Example 11 is at least one machine-readable medium including instructions that, when executed by processing circuitry, cause the processing circuitry to perform operations to implement any of Examples 1-10.

Example 12 is an apparatus comprising means to implement any of Examples 1-10.

Example 13 is a system to implement any of Examples 1-10.

Example 14 is a method to implement any of Examples 1-10.

In this document, the terms “a” or “an” are used, as is common in patent documents, to include one or more than one, independent of any other instances or usages of “at least one” or “one or more.” In this document, the term “or” is used to refer to a nonexclusive or, such that “A or B” includes “A but not B,” “B but not A,” and “A and B,” unless otherwise indicated. In the appended claims, the terms “including” and “in which” are used as the plain-English equivalents of the respective terms “comprising” and “wherein.” Also, in the following claims, the terms “including” and “comprising” are open-ended; that is, a system, device, article, or process that includes elements in addition to those listed after such a term in a claim is still deemed to fall within the scope of that claim.
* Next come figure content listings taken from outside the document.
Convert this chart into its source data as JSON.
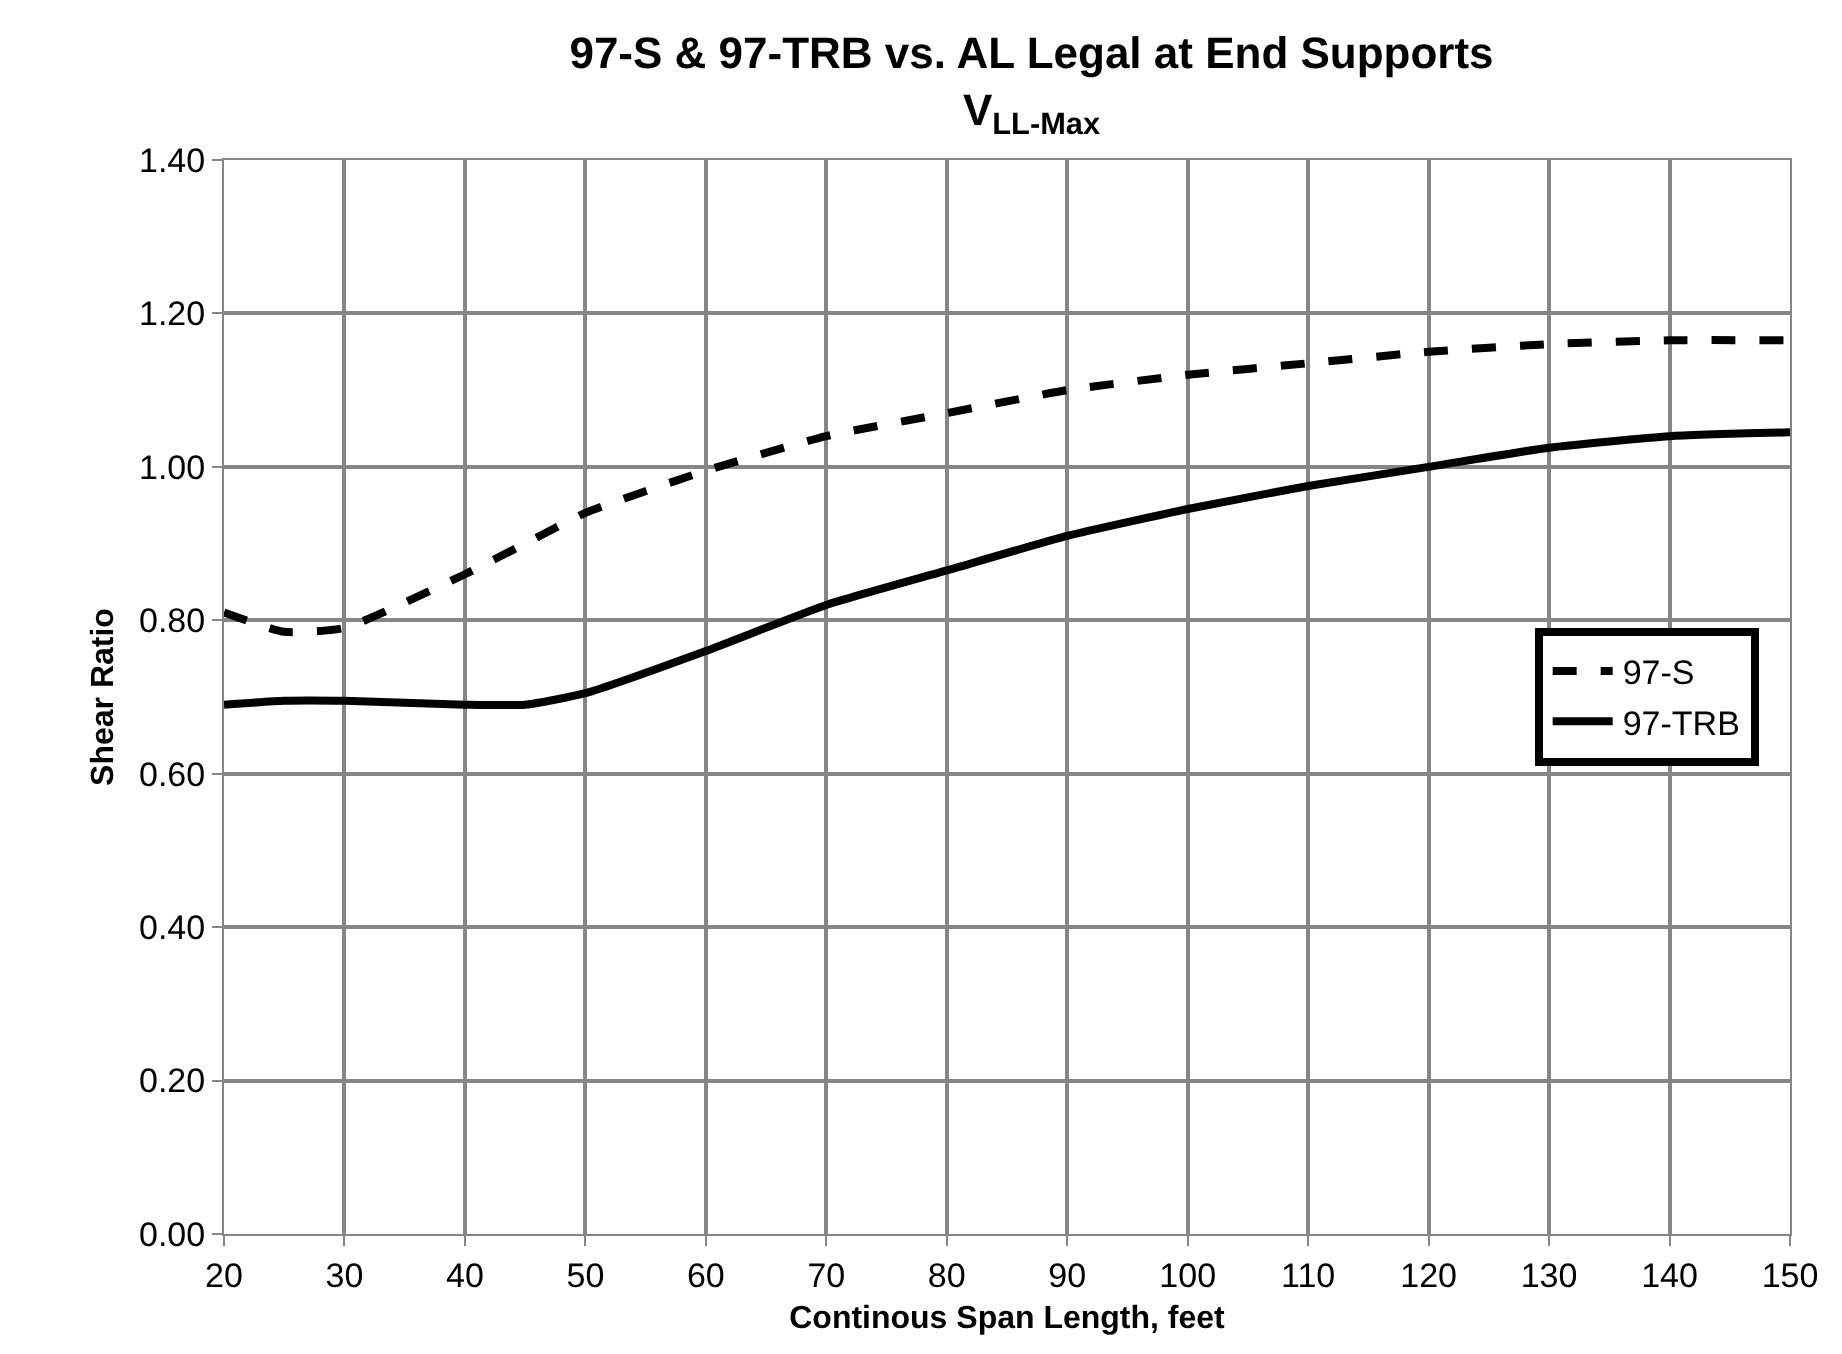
{
  "chart_data": {
    "type": "line",
    "title": "97-S & 97-TRB vs. AL Legal at End Supports",
    "subtitle": "V$_{LL-Max}$",
    "xlabel": "Continous Span Length, feet",
    "ylabel": "Shear Ratio",
    "x": [
      20,
      25,
      30,
      40,
      45,
      50,
      60,
      70,
      80,
      90,
      100,
      110,
      120,
      130,
      140,
      150
    ],
    "series": [
      {
        "name": "97-S",
        "color": "#000000",
        "line_style": "dashed",
        "values": [
          0.81,
          0.785,
          0.79,
          0.86,
          0.9,
          0.94,
          0.995,
          1.04,
          1.07,
          1.1,
          1.12,
          1.135,
          1.15,
          1.16,
          1.165,
          1.165
        ]
      },
      {
        "name": "97-TRB",
        "color": "#000000",
        "line_style": "solid",
        "values": [
          0.69,
          0.695,
          0.695,
          0.69,
          0.69,
          0.705,
          0.76,
          0.82,
          0.865,
          0.91,
          0.945,
          0.975,
          1.0,
          1.025,
          1.04,
          1.045
        ]
      }
    ],
    "xlim": [
      20,
      150
    ],
    "xticks": [
      20,
      30,
      40,
      50,
      60,
      70,
      80,
      90,
      100,
      110,
      120,
      130,
      140,
      150
    ],
    "ylim": [
      0,
      1.4
    ],
    "yticks": [
      {
        "value": 0,
        "label": "0.00"
      },
      {
        "value": 0.2,
        "label": "0.20"
      },
      {
        "value": 0.4,
        "label": "0.40"
      },
      {
        "value": 0.6,
        "label": "0.60"
      },
      {
        "value": 0.8,
        "label": "0.80"
      },
      {
        "value": 1.0,
        "label": "1.00"
      },
      {
        "value": 1.2,
        "label": "1.20"
      },
      {
        "value": 1.4,
        "label": "1.40"
      }
    ],
    "grid": true,
    "legend": "right",
    "marker": "none"
  }
}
Although the examples of the present disclosure have been described with reference to specific examples, it will be evident that various modifications and changes may be made to these examples without departing from the broader scope of the inventive subject matter. Accordingly, the specification and drawings are to be regarded in an illustrative rather than a restrictive sense. The accompanying drawings that form a part hereof show, by way of illustration, and not of limitation, specific examples in which the subject matter may be practiced. The examples illustrated are described in sufficient detail to enable those skilled in the art to practice the teachings disclosed herein. Other examples may be used and derived therefrom, such that structural and logical substitutions and changes may be made without departing from the scope of this disclosure. This Detailed Description, therefore, is not to be taken in a limiting sense, and the scope of various examples is defined only by the appended claims, along with the full range of equivalents to which such claims are entitled.